Significant Investments Review Bill Passed to Screen Investments Critical to National Security
The Significant Investments Review Bill will establish a new government investment management regime to regulate significant local or foreign investments into entities that are critical to national security interests. The new law was passed by parliament on January 9. It will apply to entities that are deemed critical and are not yet covered by existing legislation. An example of a critical entity is a key provider of security-related functions with limited competition. While the Government has already reached out to all entities being considered for designation under the law, the full list of designated entities will be published in the Government Gazette after the law comes into force, which is expected to be in a few months. The new law will require designated entities to notify or seek approval from authorities for ownership or control changes (e.g., acquiring shares, ceasing control, dissolutions, and appointments).
Singapore has opted for an entity-focused strategy rather than sector-specific designations, aiming to minimize regulatory burdens and achieve a more favorable equilibrium between national security and the effects on businesses. The new law aims to complement existing sectoral regulations that impose ownership and control restrictions, including those in telecommunications, banking, and utilities. Several Members of Parliament (MPs) sought for a clear definition of “national security interest” to ensure against abuse of ministerial powers.

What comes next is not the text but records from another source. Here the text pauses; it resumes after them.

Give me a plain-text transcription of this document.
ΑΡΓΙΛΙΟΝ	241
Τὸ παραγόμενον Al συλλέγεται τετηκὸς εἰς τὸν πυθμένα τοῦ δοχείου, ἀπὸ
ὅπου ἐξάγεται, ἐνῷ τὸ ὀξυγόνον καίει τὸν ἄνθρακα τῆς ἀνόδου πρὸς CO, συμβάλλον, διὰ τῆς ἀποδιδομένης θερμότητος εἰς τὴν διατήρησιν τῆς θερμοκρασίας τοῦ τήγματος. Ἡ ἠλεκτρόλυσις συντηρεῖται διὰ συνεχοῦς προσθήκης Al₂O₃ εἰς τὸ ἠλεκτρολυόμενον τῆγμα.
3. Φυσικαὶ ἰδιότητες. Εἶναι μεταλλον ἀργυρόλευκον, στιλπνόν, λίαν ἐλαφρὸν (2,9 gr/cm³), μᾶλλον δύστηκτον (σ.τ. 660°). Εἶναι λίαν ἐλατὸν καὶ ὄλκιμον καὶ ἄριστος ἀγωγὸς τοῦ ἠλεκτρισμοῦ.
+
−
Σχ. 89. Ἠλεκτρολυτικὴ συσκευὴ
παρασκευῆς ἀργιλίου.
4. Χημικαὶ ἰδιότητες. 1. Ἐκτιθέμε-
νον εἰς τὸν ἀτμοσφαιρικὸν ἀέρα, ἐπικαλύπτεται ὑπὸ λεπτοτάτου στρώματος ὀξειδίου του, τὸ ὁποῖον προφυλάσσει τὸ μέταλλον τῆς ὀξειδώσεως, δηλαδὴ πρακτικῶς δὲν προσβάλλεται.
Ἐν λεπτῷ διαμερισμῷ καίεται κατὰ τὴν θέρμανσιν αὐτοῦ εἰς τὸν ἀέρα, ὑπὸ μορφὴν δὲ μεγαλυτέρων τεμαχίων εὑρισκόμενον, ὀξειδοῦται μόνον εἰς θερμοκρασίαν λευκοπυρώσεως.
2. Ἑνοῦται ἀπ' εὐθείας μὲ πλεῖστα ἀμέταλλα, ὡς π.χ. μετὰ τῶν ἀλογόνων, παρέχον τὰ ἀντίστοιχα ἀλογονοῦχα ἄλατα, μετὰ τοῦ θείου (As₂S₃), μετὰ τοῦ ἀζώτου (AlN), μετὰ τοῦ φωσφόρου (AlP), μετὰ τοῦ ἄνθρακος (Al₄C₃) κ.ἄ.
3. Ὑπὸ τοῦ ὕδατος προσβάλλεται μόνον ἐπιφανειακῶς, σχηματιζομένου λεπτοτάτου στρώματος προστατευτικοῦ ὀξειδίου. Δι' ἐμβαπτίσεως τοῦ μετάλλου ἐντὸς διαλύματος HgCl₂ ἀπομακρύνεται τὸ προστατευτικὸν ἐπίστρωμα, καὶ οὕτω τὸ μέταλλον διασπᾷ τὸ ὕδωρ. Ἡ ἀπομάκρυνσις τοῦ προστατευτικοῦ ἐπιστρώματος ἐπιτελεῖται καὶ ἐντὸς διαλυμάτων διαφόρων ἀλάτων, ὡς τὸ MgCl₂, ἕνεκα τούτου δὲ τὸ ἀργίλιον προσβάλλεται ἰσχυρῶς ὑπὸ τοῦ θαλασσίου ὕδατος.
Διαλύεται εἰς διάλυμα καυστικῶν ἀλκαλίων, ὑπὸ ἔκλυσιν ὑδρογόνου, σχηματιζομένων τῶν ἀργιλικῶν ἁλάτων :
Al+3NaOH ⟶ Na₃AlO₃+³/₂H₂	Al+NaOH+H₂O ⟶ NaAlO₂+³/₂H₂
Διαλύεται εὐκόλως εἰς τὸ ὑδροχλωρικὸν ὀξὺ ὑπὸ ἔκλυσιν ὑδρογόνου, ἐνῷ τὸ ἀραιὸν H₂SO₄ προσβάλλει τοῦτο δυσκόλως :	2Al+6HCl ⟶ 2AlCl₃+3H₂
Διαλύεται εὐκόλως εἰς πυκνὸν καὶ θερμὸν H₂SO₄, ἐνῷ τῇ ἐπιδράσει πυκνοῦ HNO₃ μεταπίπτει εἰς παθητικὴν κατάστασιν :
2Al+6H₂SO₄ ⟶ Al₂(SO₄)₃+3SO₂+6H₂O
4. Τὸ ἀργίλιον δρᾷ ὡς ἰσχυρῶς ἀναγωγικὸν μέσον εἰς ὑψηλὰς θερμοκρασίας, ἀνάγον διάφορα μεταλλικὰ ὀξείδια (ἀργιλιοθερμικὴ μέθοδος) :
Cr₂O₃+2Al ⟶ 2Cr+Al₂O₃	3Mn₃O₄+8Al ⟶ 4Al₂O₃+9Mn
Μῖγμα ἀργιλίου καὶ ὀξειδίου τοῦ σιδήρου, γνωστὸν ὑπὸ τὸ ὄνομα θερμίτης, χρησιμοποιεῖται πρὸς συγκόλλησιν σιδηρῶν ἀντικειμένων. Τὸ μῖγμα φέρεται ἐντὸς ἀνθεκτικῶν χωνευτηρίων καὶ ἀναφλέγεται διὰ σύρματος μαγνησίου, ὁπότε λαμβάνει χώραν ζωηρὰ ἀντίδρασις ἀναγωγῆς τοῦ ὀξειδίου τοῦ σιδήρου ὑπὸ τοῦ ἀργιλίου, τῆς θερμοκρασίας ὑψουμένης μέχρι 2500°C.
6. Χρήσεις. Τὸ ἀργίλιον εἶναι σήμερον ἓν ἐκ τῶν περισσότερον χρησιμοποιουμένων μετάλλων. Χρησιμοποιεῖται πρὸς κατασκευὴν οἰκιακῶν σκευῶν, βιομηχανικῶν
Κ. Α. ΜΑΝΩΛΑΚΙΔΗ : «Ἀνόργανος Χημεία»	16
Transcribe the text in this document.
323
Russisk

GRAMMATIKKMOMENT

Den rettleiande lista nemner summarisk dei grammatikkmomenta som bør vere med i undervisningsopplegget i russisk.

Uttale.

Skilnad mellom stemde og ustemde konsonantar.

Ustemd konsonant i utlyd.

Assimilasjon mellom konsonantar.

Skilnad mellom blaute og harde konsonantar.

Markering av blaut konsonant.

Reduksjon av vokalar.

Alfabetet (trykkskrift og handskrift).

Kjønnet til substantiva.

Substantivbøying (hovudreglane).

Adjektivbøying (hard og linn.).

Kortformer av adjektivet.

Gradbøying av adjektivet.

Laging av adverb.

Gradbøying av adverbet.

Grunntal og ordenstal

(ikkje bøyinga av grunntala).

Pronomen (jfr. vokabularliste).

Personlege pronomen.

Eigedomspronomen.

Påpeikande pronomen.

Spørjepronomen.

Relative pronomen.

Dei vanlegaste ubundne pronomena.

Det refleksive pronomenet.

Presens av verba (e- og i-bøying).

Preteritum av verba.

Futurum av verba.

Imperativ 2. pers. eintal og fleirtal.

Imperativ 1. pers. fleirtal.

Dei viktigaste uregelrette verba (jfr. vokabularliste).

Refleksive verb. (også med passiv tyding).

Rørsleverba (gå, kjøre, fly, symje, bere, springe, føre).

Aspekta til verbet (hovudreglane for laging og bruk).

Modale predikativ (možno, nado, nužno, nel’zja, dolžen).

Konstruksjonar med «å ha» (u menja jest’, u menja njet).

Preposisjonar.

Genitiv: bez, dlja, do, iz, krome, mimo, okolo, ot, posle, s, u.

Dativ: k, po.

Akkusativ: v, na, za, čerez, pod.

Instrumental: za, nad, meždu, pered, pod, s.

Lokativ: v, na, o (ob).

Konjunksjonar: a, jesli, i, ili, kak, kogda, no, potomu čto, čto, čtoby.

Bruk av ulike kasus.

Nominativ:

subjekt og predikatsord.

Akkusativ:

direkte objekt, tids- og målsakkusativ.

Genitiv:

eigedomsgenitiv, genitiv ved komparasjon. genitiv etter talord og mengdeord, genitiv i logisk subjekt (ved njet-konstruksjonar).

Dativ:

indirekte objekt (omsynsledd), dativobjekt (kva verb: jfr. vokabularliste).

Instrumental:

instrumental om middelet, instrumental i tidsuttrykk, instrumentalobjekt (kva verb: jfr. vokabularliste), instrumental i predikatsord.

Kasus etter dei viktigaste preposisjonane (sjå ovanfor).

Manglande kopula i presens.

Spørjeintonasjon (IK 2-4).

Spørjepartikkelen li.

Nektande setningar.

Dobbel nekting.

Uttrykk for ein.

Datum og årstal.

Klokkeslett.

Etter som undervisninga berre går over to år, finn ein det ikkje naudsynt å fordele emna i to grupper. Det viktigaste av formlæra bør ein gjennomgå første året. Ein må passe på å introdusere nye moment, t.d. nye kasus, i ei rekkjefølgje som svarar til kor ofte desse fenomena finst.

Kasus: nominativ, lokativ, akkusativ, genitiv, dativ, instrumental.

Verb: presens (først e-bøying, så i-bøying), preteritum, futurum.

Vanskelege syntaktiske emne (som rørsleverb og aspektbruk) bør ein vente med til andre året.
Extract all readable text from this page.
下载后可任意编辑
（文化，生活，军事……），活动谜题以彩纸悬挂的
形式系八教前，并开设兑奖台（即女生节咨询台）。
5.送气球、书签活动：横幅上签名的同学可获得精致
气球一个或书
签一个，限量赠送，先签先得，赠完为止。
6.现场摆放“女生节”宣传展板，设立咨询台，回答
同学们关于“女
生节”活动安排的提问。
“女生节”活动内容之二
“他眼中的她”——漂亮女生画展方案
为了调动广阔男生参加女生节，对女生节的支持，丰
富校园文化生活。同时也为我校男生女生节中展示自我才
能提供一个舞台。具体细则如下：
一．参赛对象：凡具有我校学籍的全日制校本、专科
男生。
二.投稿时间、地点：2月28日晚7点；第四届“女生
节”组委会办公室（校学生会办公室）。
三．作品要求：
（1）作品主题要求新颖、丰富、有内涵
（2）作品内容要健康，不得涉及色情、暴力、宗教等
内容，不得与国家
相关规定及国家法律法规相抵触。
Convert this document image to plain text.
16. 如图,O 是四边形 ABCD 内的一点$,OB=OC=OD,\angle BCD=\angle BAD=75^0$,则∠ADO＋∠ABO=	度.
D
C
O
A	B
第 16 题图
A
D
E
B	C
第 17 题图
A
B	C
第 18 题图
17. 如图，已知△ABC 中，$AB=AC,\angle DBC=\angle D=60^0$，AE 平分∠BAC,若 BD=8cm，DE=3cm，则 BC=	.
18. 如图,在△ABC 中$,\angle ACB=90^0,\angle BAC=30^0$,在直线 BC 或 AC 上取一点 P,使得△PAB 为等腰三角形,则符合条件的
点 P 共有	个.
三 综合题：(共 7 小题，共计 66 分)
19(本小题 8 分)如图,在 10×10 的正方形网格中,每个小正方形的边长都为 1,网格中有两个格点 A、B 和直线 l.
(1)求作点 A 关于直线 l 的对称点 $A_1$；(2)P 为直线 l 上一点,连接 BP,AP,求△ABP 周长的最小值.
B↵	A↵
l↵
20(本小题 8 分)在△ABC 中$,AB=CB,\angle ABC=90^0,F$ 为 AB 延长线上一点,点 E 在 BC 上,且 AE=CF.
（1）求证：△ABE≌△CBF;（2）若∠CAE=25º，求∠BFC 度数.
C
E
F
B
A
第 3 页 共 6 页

Minister of Trade and Industry Gan Kim Yong emphasized that the definition of national security interests is intentionally broad because a more specific definition will not only constrain Singapore’s ability to swiftly address new risks that may emerge over time, but also exposes Singapore’s vulnerabilities. Furthermore, a number of MPs also voiced apprehensions regarding the potential repercussions on Singapore's appeal to foreign investors. The Ministry of Trade and Industry does not expect the Bill to have a significant impact on many non-designated entities and ensured that the Bill’s provisions are consistent with international trade organizations and are similar to existing sectoral guidelines, which most investors will be familiar with already. Singapore Business Federation Chairman Lim Ming Yan stated that the new approach is a balanced one that seeks to meet the Government’s objectives while ensuring that Singapore remains an open and competitive business location.
Singapore’s updated regulatory toolkit comes amidst geopolitical tensions that have prompted heightened protectionist measures. More recently, countries like Australia, China, Japan, Ireland, the United Kingdom, and the United States have either introduced or strengthened their investment management regimes, with others planning to follow suit.